The Nigeria Bulk Electricity Trading Plc failed to pay the Egbin and 24 other power stations a total of N181.39bn from January to April this year, data obtained from NBET on Monday showed.
The government-owned NBET buys electricity in bulk from Gencos through Power Purchase Agreements and sells through vesting contracts to the distribution companies, which then supply it to the consumers.
NBET received a total invoice of N226.12bn from the Gencos in the four-month period but paid only N44.73bn, representing 14.55 per cent of the invoice.
In January, the bulk trader paid 30.11 per cent (N15.61bn) of the N51.85bn invoice from the Gencos but the payment fell to 25.46 per cent (N13.09bn out of N51.42bn) in February.
The payment made to the Gencos by NBET slumped to 11.05 per cent (N5.84bn out of N52.82bn) in March but rose to 14.55 per cent (N10.19bn out of N70.03bn) in April.
The total power generation in the country stood at 3,341.2 megawatts as of 6am on Sunday, with 10 of the 27 power plants on the national grid being idle, according to the Nigerian Electricity System Operator.
The power plants that didn’t generate electricity as of 6am on Sunday were Geregu II, Sapele II, Alaoji, Olorunsogo II, Omotosho II, Ihovbor, Gbarain, AES, ASCO and Omoku.
According to NBET, the payment to the Gencos are based on receipts from the Discos.
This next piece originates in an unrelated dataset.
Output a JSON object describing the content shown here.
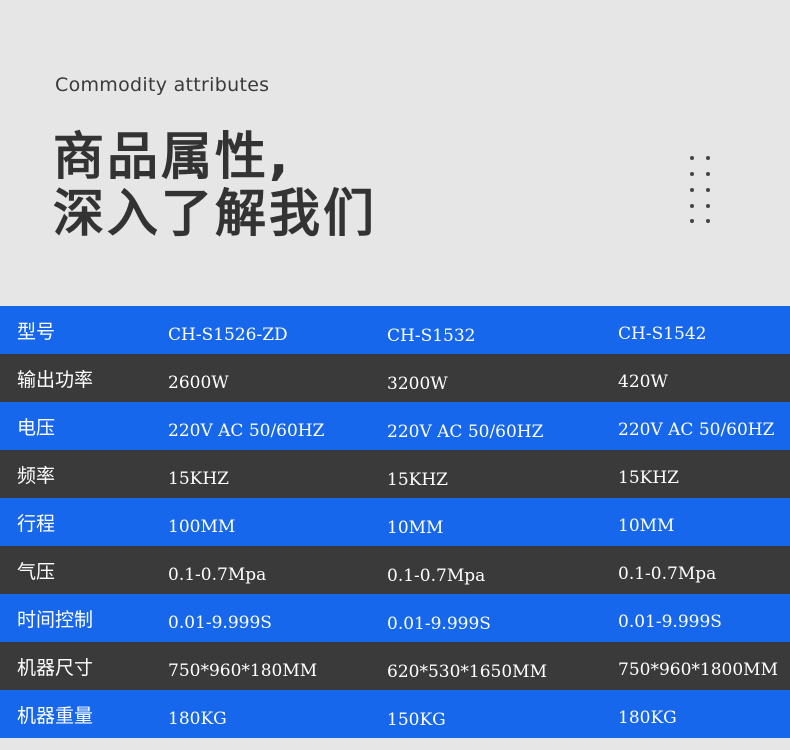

“The absence of a take or pay obligations on Discos for energy supplied combined with direct interference by the Transmission Company of Nigeria in Discos’ despatch combine to cause repeated load rejection by Discos, which creates financial liability for NBET and also compromises grid safety and reliability,” the National Economic Council said in a recent report.
The NEC’s Ad-Hoc Committee on Ownership Review and Analysis of Discos and Electricity Sector Reform noted in the report that the power sector had underperformed due to critical challenges.
“Urgent measures needed to turn the sector around include recapitalisation of Discos, firm implementation of industry rules/contracts and the insistence on sound governance principles that improve performance,” the committee said.
It said the challenges included non-implementation of cost-reflective tariffs, misalignment between the investors and the Bureau of Public Enterprises on required investment in Discos, under-investment in infrastructure and poor implementation of rules/contracts.